The second primary concern for Australians affecting their overall financial anxiety is not able to raise an emergency fund of $2,000, which has gone up to 46.1 points from the 44.6 points recorded for the third quarter of 2019.

Meanwhile, based on the survey, Australians remain to be least anxious about having enough means to pay for food and other necessities (37.8 points vs. 38.1 points in the 3rd quarter) and meeting their lowest credit card repayments (34.7 points vs. 35.0 points from the 3rd quarter).

By gender, the total number of women who reported having experienced hardship in their finances has gone up significantly. The noticeable increase of gap in financial anxiety in women and men, according to the latest NAB research, was majorly driven by the amount of concern of women increasing more sharply compared to that of men. From the previous quarter, financial concerns in women have gone up by 1.4 points to its current level of 61.0 points from the 59.6 points for the third quarter in 2019. The financial worries of men, on the other hand, has only increased by half a percent, going up to 56.4 points in the last quarter of 2019 from the recorded 55.9 points from the third quarter of last year.

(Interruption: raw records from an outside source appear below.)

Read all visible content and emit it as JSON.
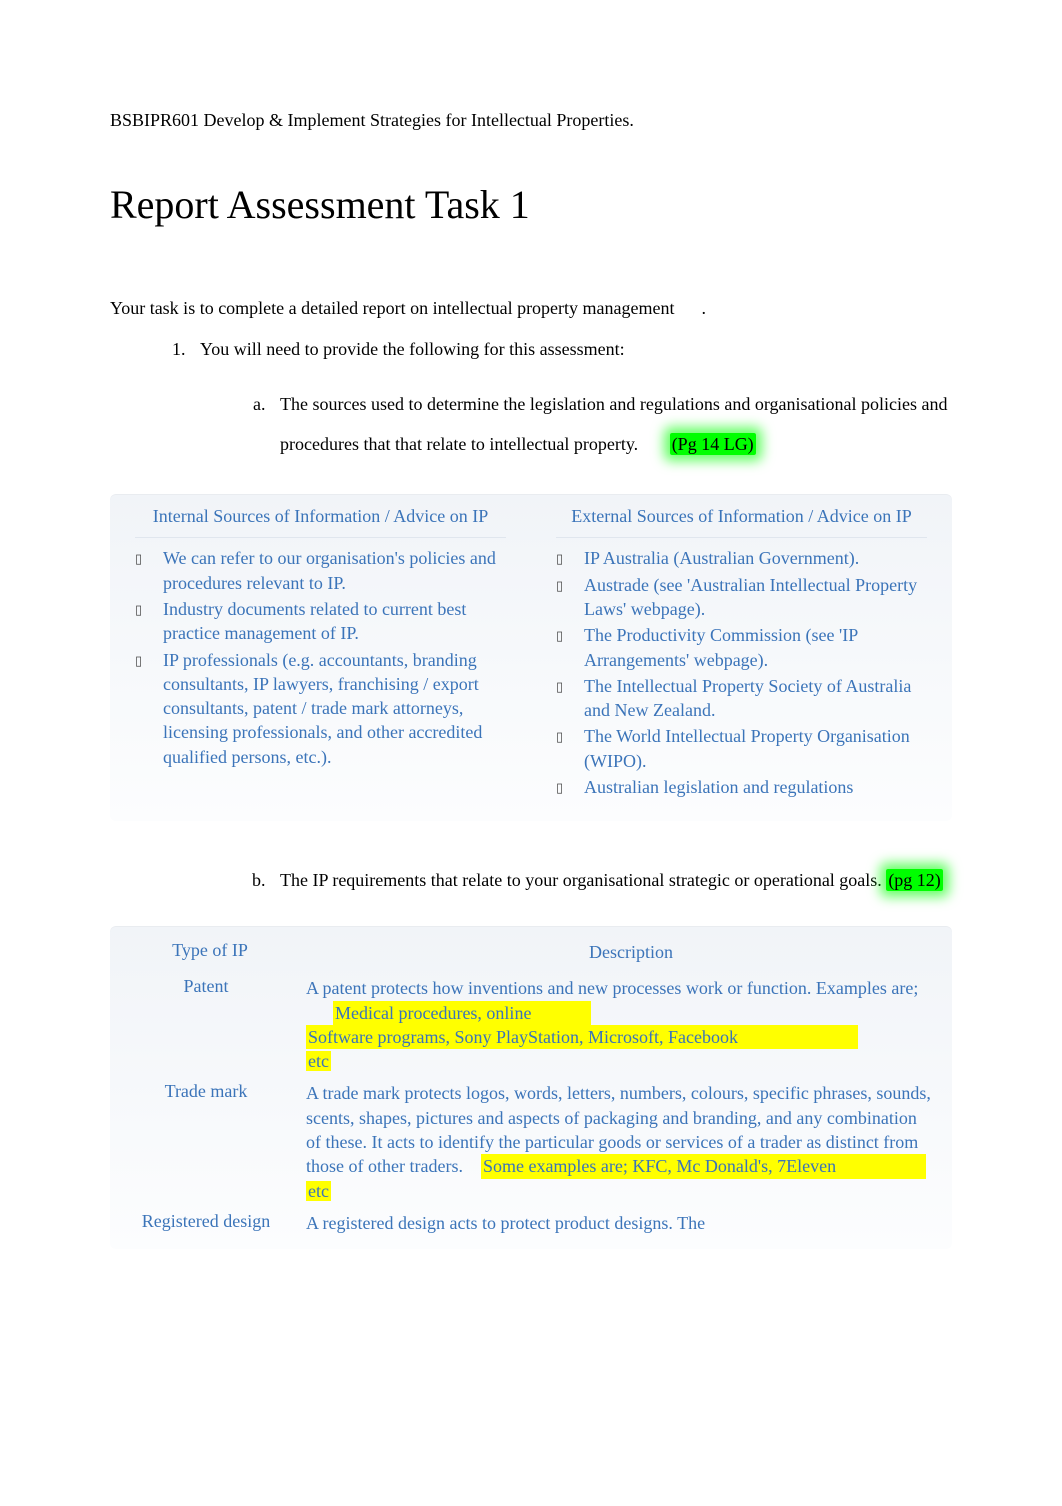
{
  "header": "BSBIPR601 Develop & Implement Strategies for Intellectual Properties.",
  "title": "Report Assessment Task 1",
  "intro_prefix": "Your task is to complete a detailed report on intellectual property management",
  "intro_suffix": ".",
  "ol1_item": "You will need to provide the following for this assessment:",
  "item_a": {
    "text_before": "The sources used to determine the legislation and regulations and organisational policies and procedures that that relate to intellectual property. ",
    "highlight": "(Pg 14 LG)"
  },
  "two_col": {
    "left_header": "Internal Sources of Information / Advice on IP",
    "right_header": "External Sources of Information / Advice on IP",
    "left_items": [
      "We can refer to our organisation's policies and procedures relevant to IP.",
      "Industry documents related to current best practice management of IP.",
      "IP professionals (e.g.  accountants, branding consultants, IP lawyers, franchising / export consultants, patent / trade mark attorneys, licensing professionals, and other accredited qualified persons, etc.)."
    ],
    "right_items": [
      "IP Australia (Australian Government).",
      "Austrade (see 'Australian Intellectual Property Laws' webpage).",
      "The Productivity Commission (see 'IP Arrangements' webpage).",
      "The Intellectual Property Society of Australia and New Zealand.",
      "The World Intellectual Property Organisation (WIPO).",
      "Australian legislation and regulations"
    ]
  },
  "item_b": {
    "text_before": "The IP requirements that relate to your organisational strategic or operational goals. ",
    "highlight": "(pg 12)"
  },
  "ip_table": {
    "headers": {
      "type": "Type of IP",
      "desc": "Description"
    },
    "rows": [
      {
        "type": "Patent",
        "desc_plain": "A patent protects how inventions and new processes work or function. Examples are; ",
        "desc_hl1": "Medical procedures, online",
        "desc_hl_line": "Software programs, Sony PlayStation, Microsoft, Facebook",
        "desc_hl2": "etc"
      },
      {
        "type": "Trade mark",
        "desc_plain": "A trade mark protects logos, words, letters, numbers, colours, specific phrases, sounds, scents, shapes, pictures and aspects of packaging and branding, and any combination of these. It acts to identify the particular goods or services of a trader as distinct from those of other traders. ",
        "desc_hl1": "Some examples are; KFC, Mc Donald's, 7Eleven",
        "desc_hl_line": "",
        "desc_hl2": "etc"
      },
      {
        "type": "Registered design",
        "desc_plain": "A registered design acts to protect product designs. The",
        "desc_hl1": "",
        "desc_hl_line": "",
        "desc_hl2": ""
      }
    ]
  }
}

In key groups based on age, the highest increase in financial anxiety is recorded for Australian between the age of 30 to 49 years old, which increase by 2.1 points, going up to 64.1 points in the last quarter of 2019 from the 62.3 points in the previous quarter.

The group of Australians between the age of 18 to29 years old also experienced an increase in financial anxiety, with the index going up to 61.5 points in the last quarter of 2019 from the 60.8 points in the previous quarter.

Meanwhile, the financial anxiety for Australians in the age group of 50 to 64 years old and for the 65 years old and up has declined to 58.7 points from 62.0 points and 47.0 points from 49.4 points, respectively.

The financial anxiety for the lowest income group increased from 65.5 points from the third quarter of 2019 to 67.2 points for the fourth quarter. Meanwhile, the financial concerns for the highest income group declined from 54.4 points from the third quarter of 2019 to 51.9 points in the fourth quarter last year.

Based on the same survey, there is also a growing number of Australian households experiencing financial hardship during the last quarter of 2019. For the fourth quarter, there are 40% of Aussie households in financial stress or hardship compared to the recorded 36% in the third quarter of 2019.

Over the last quarter of 2019, there are around four in every ten individuals in the country who reported having experienced any form of hardship or stress when it comes to their finances, based on the results. The study has also shown that the recent figures on financial anxiety in the country mark the highest in Australia since the last three months of 2016.

By gender, the financial hardship in women has gone up to 42% for the last three months of 2019, from 35% recorded in the third quarter. Meanwhile, the rate of financial hardships affecting men was broadly the same at 38% compared to 37% in the third quarter.

By age bracket, Australian households between the age of 18 and 29 years old marked the highest increase of financial hardship at the latest 57% compared to 47% from the previous quarter. Meanwhile, the rate for other age groups has remained mostly unchanged.

By income, Australians in the lowest income group experienced an increase in financial hardship or stress, with the rate going up to 53% for the last three months of 2019 compared to the 50% for the third quarter. The number of households in the highest income group experiencing any financial hardship or stress went up as well to the latest 29% from the 27% recorded for the third quarter.

For the household financial hardship in Australia, the major reason cited remained to be their inability to come up with enough funds for an emergency, with the number of people affected by this increased to 23% from 20% in the third quarter last year.